Warum Aberglaube auch in Russland so vielen Stars hilft - Hamburger Abendblatt, 23. Juni 2018

Von Matthias Herzog, (Kommentare: 0)

Hamburger Abendblatt, 23. Juni 2018

Warum Aberglaube auch in Russland so vielen Stars hilft

Moskau.  Mario Gomez erleichtert sich links außen, Jordi Alba setzt auf besondere Mundhygiene, und Dele Alli kann ohne seine uralten Schienbeinschoner nicht auflaufen: Der Aberglaube der Fußballstars treibt auch bei der WM in Russland merkwürdige Blüten. Kurz vor dem Anpfiff spielen wissenschaftliche Prinzipien in den Köpfen der Profis keine Rolle mehr. Dann zeigen sie Verhaltensmuster, die mit Logik auf den ersten Blick kaum zu erklären sind – und doch irgendwie Sinn ergeben.

„Rituale vermitteln Sportlern das Gefühl, Kontrolle über bestimmte Situationen zu haben, die sich nicht beeinflussen lassen“, sagt Mentalcoach Matthias Herzog, „in der Psychologe sprechen wir hier von Kontrollillusion.“ Wenn ein Sportler an die Kraft eines Glücksbringers glaube, helfe ihm das tatsächlich.
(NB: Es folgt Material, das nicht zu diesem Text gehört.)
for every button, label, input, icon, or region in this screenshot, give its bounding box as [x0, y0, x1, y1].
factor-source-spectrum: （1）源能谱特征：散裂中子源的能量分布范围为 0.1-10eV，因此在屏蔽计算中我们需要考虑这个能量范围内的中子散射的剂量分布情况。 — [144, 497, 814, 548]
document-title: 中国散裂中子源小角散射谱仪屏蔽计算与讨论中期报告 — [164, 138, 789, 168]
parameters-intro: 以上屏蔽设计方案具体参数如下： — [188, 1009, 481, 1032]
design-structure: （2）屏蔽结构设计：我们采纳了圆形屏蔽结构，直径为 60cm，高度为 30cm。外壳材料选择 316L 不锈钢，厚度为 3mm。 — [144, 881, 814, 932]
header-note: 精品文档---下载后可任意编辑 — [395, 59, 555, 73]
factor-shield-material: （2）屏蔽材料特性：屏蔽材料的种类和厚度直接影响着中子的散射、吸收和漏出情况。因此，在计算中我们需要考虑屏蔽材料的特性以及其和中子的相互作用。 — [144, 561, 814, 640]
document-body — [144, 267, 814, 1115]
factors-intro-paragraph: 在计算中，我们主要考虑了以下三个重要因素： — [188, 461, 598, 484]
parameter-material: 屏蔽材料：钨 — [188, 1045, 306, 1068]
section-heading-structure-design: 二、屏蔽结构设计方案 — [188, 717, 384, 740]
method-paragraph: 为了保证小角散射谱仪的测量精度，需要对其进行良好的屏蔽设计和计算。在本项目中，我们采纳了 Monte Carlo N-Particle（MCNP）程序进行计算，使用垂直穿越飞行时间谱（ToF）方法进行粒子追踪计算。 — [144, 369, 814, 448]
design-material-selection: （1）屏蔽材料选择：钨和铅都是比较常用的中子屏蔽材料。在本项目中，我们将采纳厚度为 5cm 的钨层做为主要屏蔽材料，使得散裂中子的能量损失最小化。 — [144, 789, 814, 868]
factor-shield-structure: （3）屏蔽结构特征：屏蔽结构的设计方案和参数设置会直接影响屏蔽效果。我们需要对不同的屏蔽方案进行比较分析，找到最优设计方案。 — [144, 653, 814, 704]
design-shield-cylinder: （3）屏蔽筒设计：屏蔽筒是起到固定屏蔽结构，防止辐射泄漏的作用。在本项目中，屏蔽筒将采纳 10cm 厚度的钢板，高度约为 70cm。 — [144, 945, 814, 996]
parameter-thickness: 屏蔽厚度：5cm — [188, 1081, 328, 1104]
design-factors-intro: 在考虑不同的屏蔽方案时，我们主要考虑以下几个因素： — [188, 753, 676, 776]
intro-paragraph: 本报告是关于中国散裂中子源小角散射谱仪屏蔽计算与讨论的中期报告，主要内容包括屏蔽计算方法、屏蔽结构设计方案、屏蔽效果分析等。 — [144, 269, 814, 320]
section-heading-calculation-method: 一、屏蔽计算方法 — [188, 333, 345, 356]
Die Fußballer finden in den immer gleichen Handlungen vor dem Spiel Sicherheit – auf ihre ganz persönliche Art und Weise. Englands Alli greift zu denselben Schienbeinschonern, seit er elf ist. „Ich habe ein halbes Jahr lang andere benutzt, aber das war kein gutes Gefühl“, sagt der 22-Jährige. Belgiens Thibaut Courtois zelebriert seinen Spleen während der Nationalhymne. Wenn die TV-Kamera vor dem Keeper steht, fasst er sich kurz ans Kinn. Spaniens Linksverteidiger Alba ist zu dem Zeitpunkt schon mit seiner Marotte durch: Er putzt sich wenige Minuten vor dem Gang in die Arena die Zähne.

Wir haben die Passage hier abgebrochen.